Sancar Kaya S, Şeref Çelik, Hamit Göksu, Yavuz Akçaboy E, Şaziye Şahin
From the Deparment of Pain Medicine (Sancar), Adiyaman University Training and Research Hospital, Adıyaman, from the Deparment of Pain Medicine (Şeref, Yavuz, Şaziye), University of Health Sciences Ankara City Hospital, and from the Deparment of Pain Medicine (Hamit), Dr. Abdurrahman Yurtaslan Ankara Oncology Training and Research Hospital, Ankara, Turkey.
Neurosciences (Riyadh). 2025 Apr;30(2):144-149. doi: 10.17712/nsj.2025.30.4.20240037.
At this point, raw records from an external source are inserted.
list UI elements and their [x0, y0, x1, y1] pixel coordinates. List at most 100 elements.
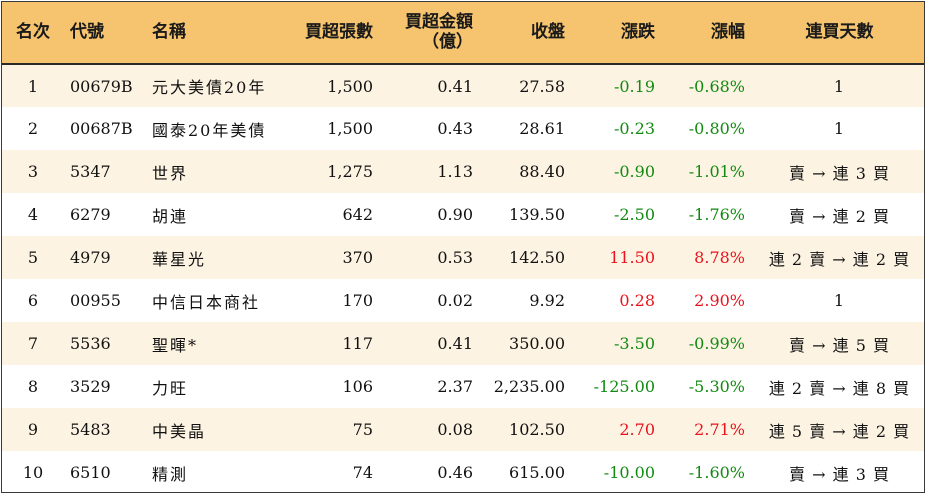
- cell-change-pct: 2.90%: [694, 291, 745, 310]
- cell-change: -0.19: [613, 76, 655, 96]
- table-row: 8 3529 力旺 106 2.37 2,235.00 -125.00 -5.30% 連 2 賣…: [2, 365, 924, 408]
- cell-rank: 10: [22, 463, 44, 482]
- table-row: 5 4979 華星光 370 0.53 142.50 11.50 8.78% 連 2 賣 → 連…: [2, 236, 924, 279]
- header-code: 代號: [64, 2, 146, 65]
- cell-change-pct: -1.60%: [688, 463, 745, 482]
- table-row: 6 00955 中信日本商社 170 0.02 9.92 0.28 2.90% 1: [2, 279, 924, 322]
- cell-rank: 7: [27, 334, 39, 353]
- table-row: 3 5347 世界 1,275 1.13 88.40 -0.90 -1.01% 賣 → 連 3 …: [2, 150, 924, 193]
- cell-code: 3529: [70, 377, 111, 396]
- header-net-buy-amount: 買超金額 （億）: [381, 2, 481, 65]
- cell-rank: 3: [27, 162, 39, 181]
- cell-close: 28.61: [519, 119, 565, 138]
- cell-change: 0.28: [619, 291, 655, 310]
- cell-consecutive-days: 連 5 賣 → 連 2 買: [768, 421, 911, 441]
- cell-net-buy-lots: 75: [352, 420, 373, 439]
- cell-net-buy-amount: 0.43: [437, 119, 473, 138]
- cell-net-buy-amount: 0.41: [437, 76, 473, 96]
- cell-change-pct: 8.78%: [694, 248, 745, 267]
- table-row: 1 00679B 元大美債20年 1,500 0.41 27.58 -0.19 -0.68% 1: [2, 64, 924, 107]
- cell-consecutive-days: 1: [833, 119, 846, 138]
- cell-net-buy-lots: 170: [342, 291, 373, 310]
- table-row: 7 5536 聖暉* 117 0.41 350.00 -3.50 -0.99% 賣 → 連 5 …: [2, 322, 924, 365]
- cell-rank: 8: [27, 377, 39, 396]
- cell-change: 11.50: [609, 248, 655, 267]
- cell-name: 國泰20年美債: [152, 120, 267, 140]
- header-net-buy-lots: 買超張數: [281, 2, 381, 65]
- cell-net-buy-amount: 0.41: [437, 334, 473, 353]
- cell-consecutive-days: 賣 → 連 2 買: [789, 206, 890, 226]
- table-row: 2 00687B 國泰20年美債 1,500 0.43 28.61 -0.23 -0.80% 1: [2, 107, 924, 150]
- cell-code: 00955: [70, 291, 121, 310]
- cell-change-pct: 2.71%: [694, 420, 745, 439]
- header-name: 名稱: [146, 2, 281, 65]
- header-change: 漲跌: [573, 2, 663, 65]
- cell-change: -125.00: [593, 377, 655, 396]
- cell-close: 350.00: [509, 334, 565, 353]
- header-row: 名次 代號 名稱 買超張數 買超金額 （億） 收盤 漲跌 漲幅 連買天數: [2, 2, 924, 65]
- header-rank: 名次: [2, 2, 64, 65]
- header-consecutive-days: 連買天數: [753, 2, 924, 65]
- cell-close: 88.40: [519, 162, 565, 181]
- cell-consecutive-days: 賣 → 連 3 買: [789, 163, 890, 183]
- cell-consecutive-days: 賣 → 連 5 買: [789, 335, 890, 355]
- table-header: 名次 代號 名稱 買超張數 買超金額 （億） 收盤 漲跌 漲幅 連買天數: [2, 2, 924, 65]
- cell-name: 華星光: [152, 249, 207, 269]
- cell-code: 6279: [70, 205, 111, 224]
- cell-change-pct: -0.80%: [688, 119, 745, 138]
- table-row: 4 6279 胡連 642 0.90 139.50 -2.50 -1.76% 賣 → 連 2 買: [2, 193, 924, 236]
- cell-net-buy-amount: 1.13: [437, 162, 473, 181]
- header-net-buy-amount-line2: （億）: [422, 31, 473, 52]
- cell-net-buy-lots: 117: [342, 334, 373, 353]
- cell-net-buy-lots: 1,500: [327, 119, 373, 138]
- cell-close: 9.92: [529, 291, 565, 310]
- cell-name: 胡連: [152, 206, 189, 226]
- cell-net-buy-lots: 74: [352, 463, 373, 482]
- cell-name: 世界: [152, 163, 189, 183]
- cell-change: -10.00: [603, 463, 655, 482]
- header-change-pct: 漲幅: [663, 2, 753, 65]
- cell-net-buy-amount: 0.08: [437, 420, 473, 439]
- header-net-buy-amount-line1: 買超金額: [405, 11, 473, 32]
- cell-close: 27.58: [519, 76, 565, 96]
- cell-consecutive-days: 連 2 賣 → 連 2 買: [768, 249, 911, 269]
- cell-change-pct: -1.01%: [688, 162, 745, 181]
- cell-name: 元大美債20年: [152, 78, 267, 97]
- cell-net-buy-amount: 0.46: [437, 463, 473, 482]
- cell-change: -0.23: [613, 119, 655, 138]
- cell-net-buy-lots: 642: [342, 205, 373, 224]
- table-row: 10 6510 精測 74 0.46 615.00 -10.00 -1.60% 賣 → 連 3 …: [2, 451, 924, 492]
- cell-consecutive-days: 1: [833, 291, 846, 310]
- cell-rank: 9: [27, 420, 39, 439]
- cell-name: 中美晶: [152, 421, 207, 441]
- cell-net-buy-amount: 0.90: [437, 205, 473, 224]
- cell-code: 6510: [70, 463, 111, 482]
- cell-change-pct: -0.68%: [688, 76, 745, 96]
- cell-change-pct: -1.76%: [688, 205, 745, 224]
- cell-code: 00687B: [70, 119, 133, 138]
- cell-change: -2.50: [613, 205, 655, 224]
- cell-rank: 5: [27, 248, 39, 267]
- cell-rank: 4: [27, 205, 39, 224]
- cell-rank: 6: [27, 291, 39, 310]
- cell-consecutive-days: 連 2 賣 → 連 8 買: [768, 378, 911, 398]
- cell-change: 2.70: [619, 420, 655, 439]
- cell-code: 5483: [70, 420, 111, 439]
- cell-close: 102.50: [509, 420, 565, 439]
- cell-net-buy-lots: 106: [342, 377, 373, 396]
- cell-change-pct: -5.30%: [688, 377, 745, 396]
- cell-net-buy-amount: 0.53: [437, 248, 473, 267]
- cell-close: 615.00: [509, 463, 565, 482]
- cell-name: 精測: [152, 464, 189, 484]
- cell-name: 中信日本商社: [152, 292, 261, 312]
- cell-change-pct: -0.99%: [688, 334, 745, 353]
- cell-close: 139.50: [509, 205, 565, 224]
- cell-name: 聖暉*: [152, 335, 199, 355]
- cell-consecutive-days: 賣 → 連 3 買: [789, 464, 890, 484]
- cell-net-buy-lots: 1,275: [327, 162, 373, 181]
- cell-rank: 2: [27, 119, 39, 138]
- cell-close: 2,235.00: [493, 377, 565, 396]
- cell-net-buy-amount: 2.37: [437, 377, 473, 396]
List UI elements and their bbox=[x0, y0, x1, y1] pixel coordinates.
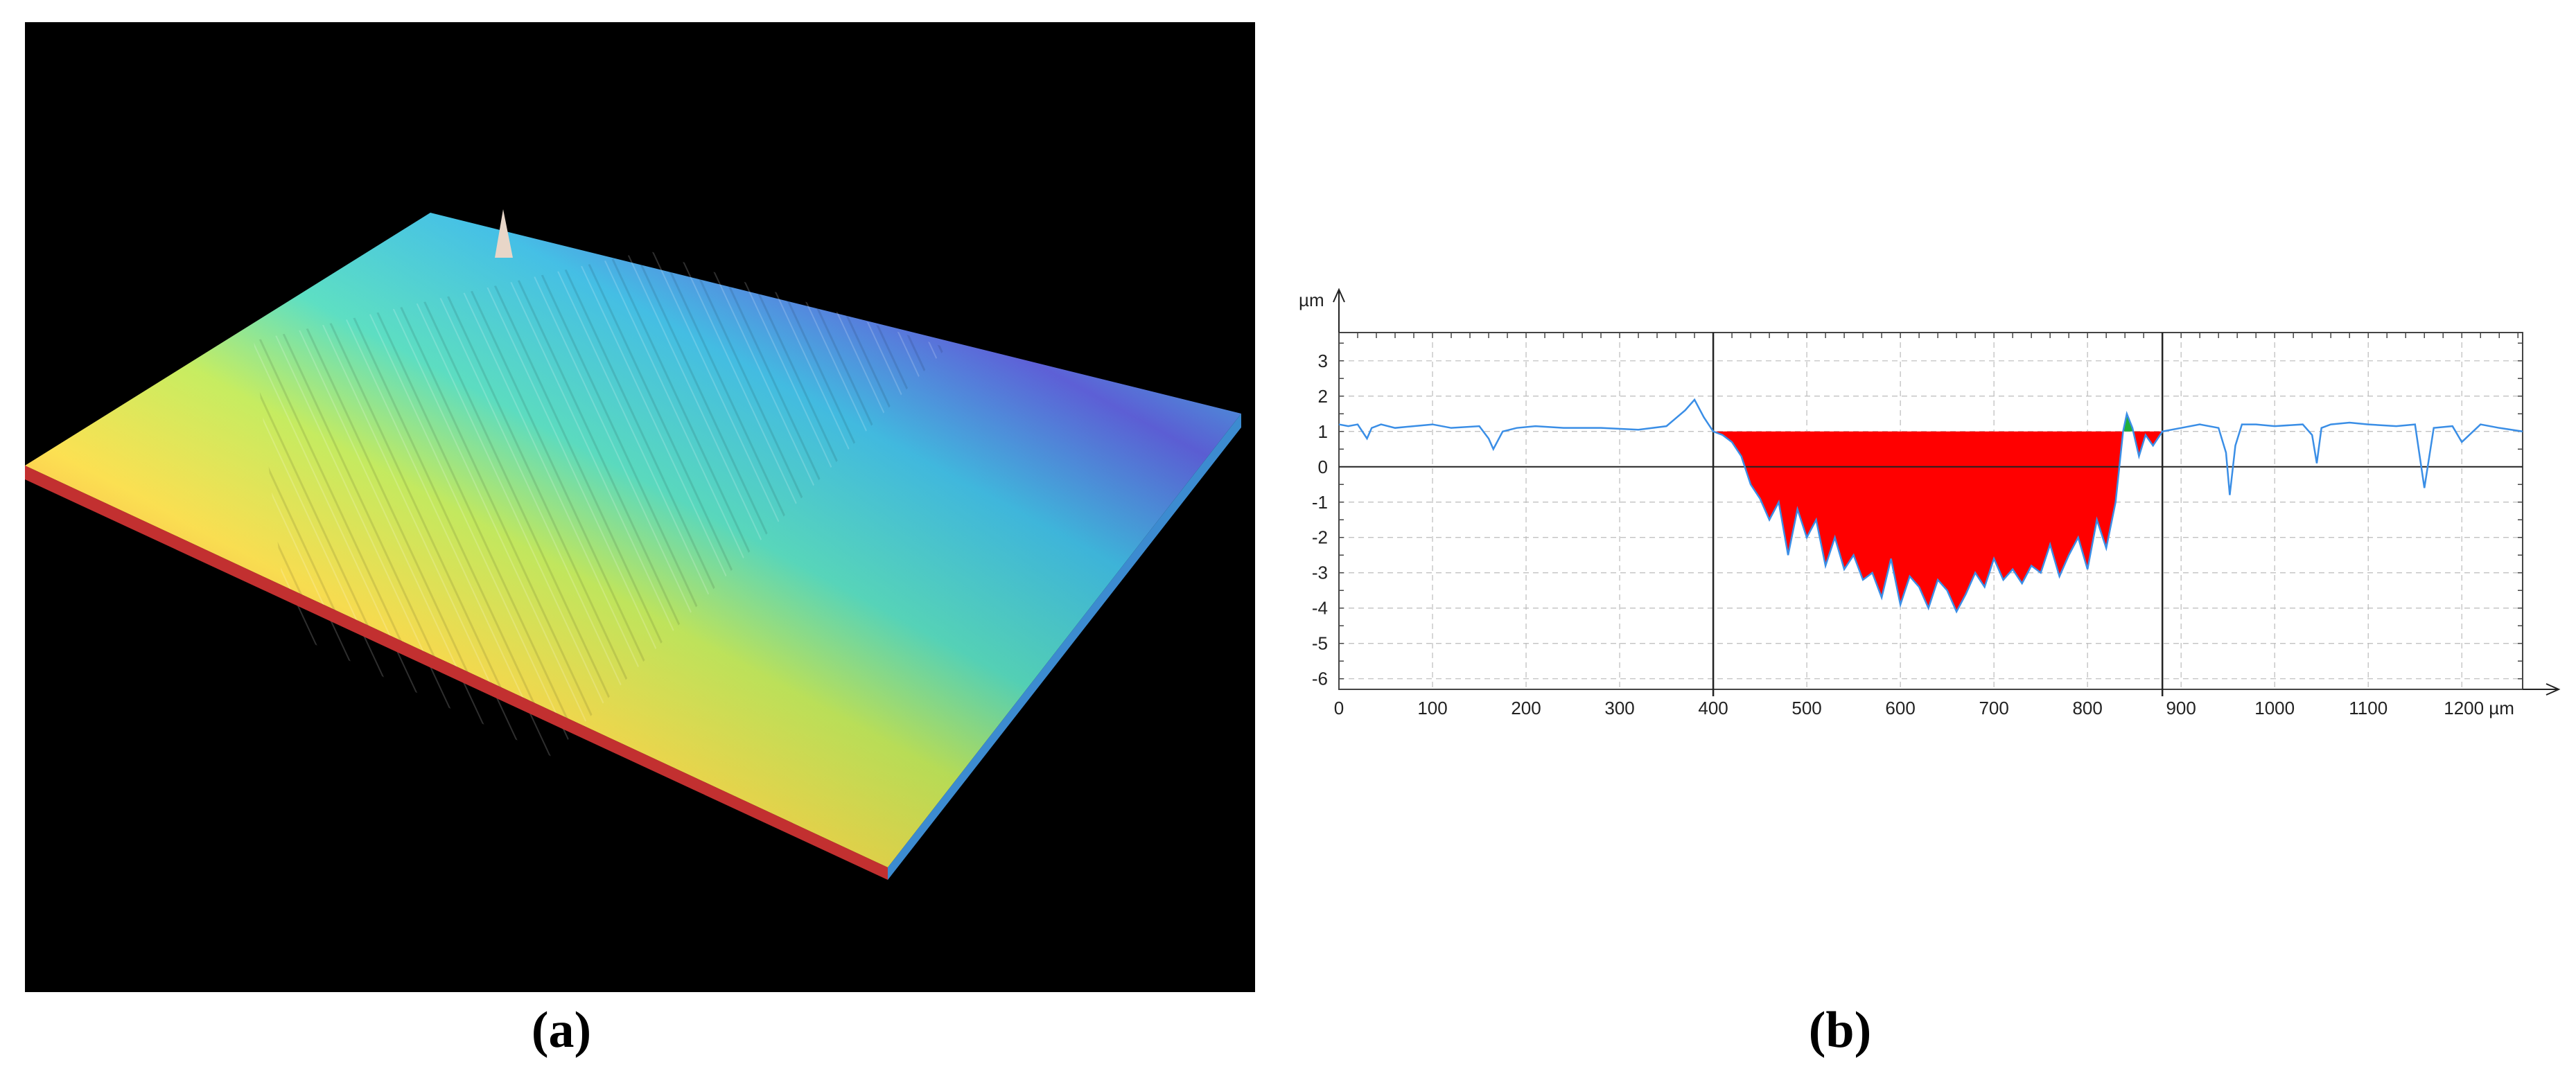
profile-chart-panel: µm 0 100 200 300 400 500 600 700 800 900 1000 1100 12… bbox=[1289, 277, 2576, 762]
surface-right-edge bbox=[888, 414, 1241, 880]
y-tick-label: 3 bbox=[1318, 351, 1328, 371]
peak-fill-area bbox=[2123, 414, 2132, 432]
x-tick-label: 900 bbox=[2166, 698, 2196, 718]
x-tick-label: 1100 bbox=[2349, 698, 2387, 718]
y-tick-label: 2 bbox=[1318, 386, 1328, 407]
axes bbox=[1333, 288, 2561, 696]
x-tick-label: 100 bbox=[1417, 698, 1447, 718]
caption-b: (b) bbox=[1808, 1002, 1872, 1059]
x-tick-label: 200 bbox=[1511, 698, 1541, 718]
x-tick-label: 1000 bbox=[2254, 698, 2295, 718]
x-tick-label: 700 bbox=[1979, 698, 2008, 718]
x-tick-label: 300 bbox=[1604, 698, 1634, 718]
profile-line bbox=[1338, 398, 2523, 614]
x-tick-label: 1200 µm bbox=[2444, 698, 2514, 718]
y-tick-label: -3 bbox=[1312, 563, 1328, 583]
y-tick-label: -5 bbox=[1312, 633, 1328, 654]
surface-3d-panel bbox=[25, 22, 1255, 992]
plot-frame bbox=[1338, 332, 2523, 690]
profile-line-group bbox=[1338, 398, 2523, 614]
x-axis-arrowhead bbox=[2546, 683, 2561, 696]
surface-3d-plot bbox=[25, 209, 1241, 880]
y-tick-label: -1 bbox=[1312, 492, 1328, 513]
tick-labels: µm0 100 200 300 400 500 600 700 800 900 1000 1100 12… bbox=[1299, 290, 2514, 718]
surface-front-edge bbox=[25, 466, 888, 880]
valley-fill-area bbox=[1713, 431, 2123, 612]
caption-a: (a) bbox=[531, 1002, 592, 1059]
x-tick-label: 400 bbox=[1698, 698, 1728, 718]
x-tick-label: 600 bbox=[1885, 698, 1915, 718]
x-tick-label: 500 bbox=[1791, 698, 1821, 718]
x-tick-label: 0 bbox=[1334, 698, 1344, 718]
wear-track-texture bbox=[254, 251, 947, 757]
y-unit-label: µm bbox=[1299, 290, 1324, 310]
y-axis-arrowhead bbox=[1333, 288, 1345, 303]
y-tick-label: -6 bbox=[1312, 669, 1328, 689]
valley-fill-area bbox=[2132, 427, 2163, 457]
y-tick-label: 1 bbox=[1318, 421, 1328, 442]
y-tick-label: -2 bbox=[1312, 527, 1328, 548]
profile-chart: µm0 100 200 300 400 500 600 700 800 900 1000 1100 12… bbox=[1299, 288, 2561, 718]
y-tick-label: -4 bbox=[1312, 598, 1328, 619]
surface-spike bbox=[495, 209, 513, 258]
x-tick-label: 800 bbox=[2072, 698, 2102, 718]
y-tick-label: 0 bbox=[1318, 457, 1328, 477]
profile-fills bbox=[1713, 414, 2163, 612]
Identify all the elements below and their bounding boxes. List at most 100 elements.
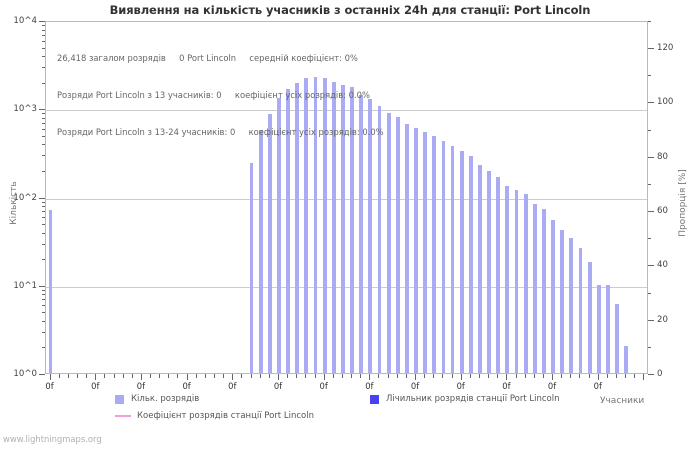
chart-legend: Кільк. розрядів Лічильник розрядів станці… bbox=[0, 392, 700, 432]
x-tick-minor bbox=[113, 374, 115, 378]
y-tick-label: 10^0 bbox=[13, 369, 37, 379]
x-tick-minor bbox=[387, 374, 389, 378]
legend-color-swatch bbox=[370, 394, 379, 404]
y-tick-major bbox=[39, 374, 45, 375]
x-tick-major bbox=[597, 374, 599, 380]
y-tick-minor bbox=[42, 206, 45, 208]
y-tick-minor bbox=[42, 29, 45, 31]
y-tick-label: 10^3 bbox=[13, 104, 37, 115]
y2-tick-major bbox=[648, 265, 654, 267]
y-tick-minor bbox=[42, 305, 45, 307]
y-axis-right-title: Пропорція [%] bbox=[678, 169, 688, 237]
x-tick-minor bbox=[424, 374, 426, 378]
bar bbox=[414, 127, 418, 373]
x-tick-label: 0f bbox=[45, 381, 54, 391]
bar bbox=[386, 113, 391, 373]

To assess how facet medial branch radiofrequency thermocoagulation (FMB-RFT) outcomes are affected by severe facet joint osteoarthritis (FJO).
This retrospective study involved 91 individuals with lumbar facet joint disease-related chronic lower back pain (CLBP), all of whom underwent FMB-RFT. The patients were assigned to 3 groups using the Weishaupt facet grading system (WFGS). Pain scores were assessed prior to treatment, as well as at the 1-, 6-, and 12-month marks.
Based on the WFGS, 38 of the 91 patients were assigned a grade 1 FJO, 28 a grade 2 FJO, and 25 a grade 3 FJO. The percentage of patients in each group who saw a 50% or greater improvement in their pain scores at 1, 6, and 12 months did not differ significantly.
For patients with CLBP, FMB-RFT has been shown to be safe and effective in both the short and long terms. The results from FMB-RFT do not seem to be affected by the severity of FJO.
评估严重小关节骨关节炎(FJO)如何影响小关节内侧支射频热凝术(FMB-RFT)的疗效。
这项回顾性研究纳入了91例与腰椎小关节疾病相关的慢性下腰痛(CLBP)患者,所有患者均接受了FMB-RFT治疗。采用魏绍普小关节分级系统(WFGS)将患者分为3组。在治疗前以及治疗后1个月、6个月和12个月时评估疼痛评分。
根据WFGS,91例患者中,38例被评为1级FJO,28例为2级FJO,25例为3级FJO。每组中在1个月、6个月和12个月时疼痛评分改善50%或更多的患者百分比无显著差异。
对于CLBP患者,FMB-RFT已被证明在短期和长期内都是安全有效的。FMB-RFT的结果似乎不受FJO严重程度的影响。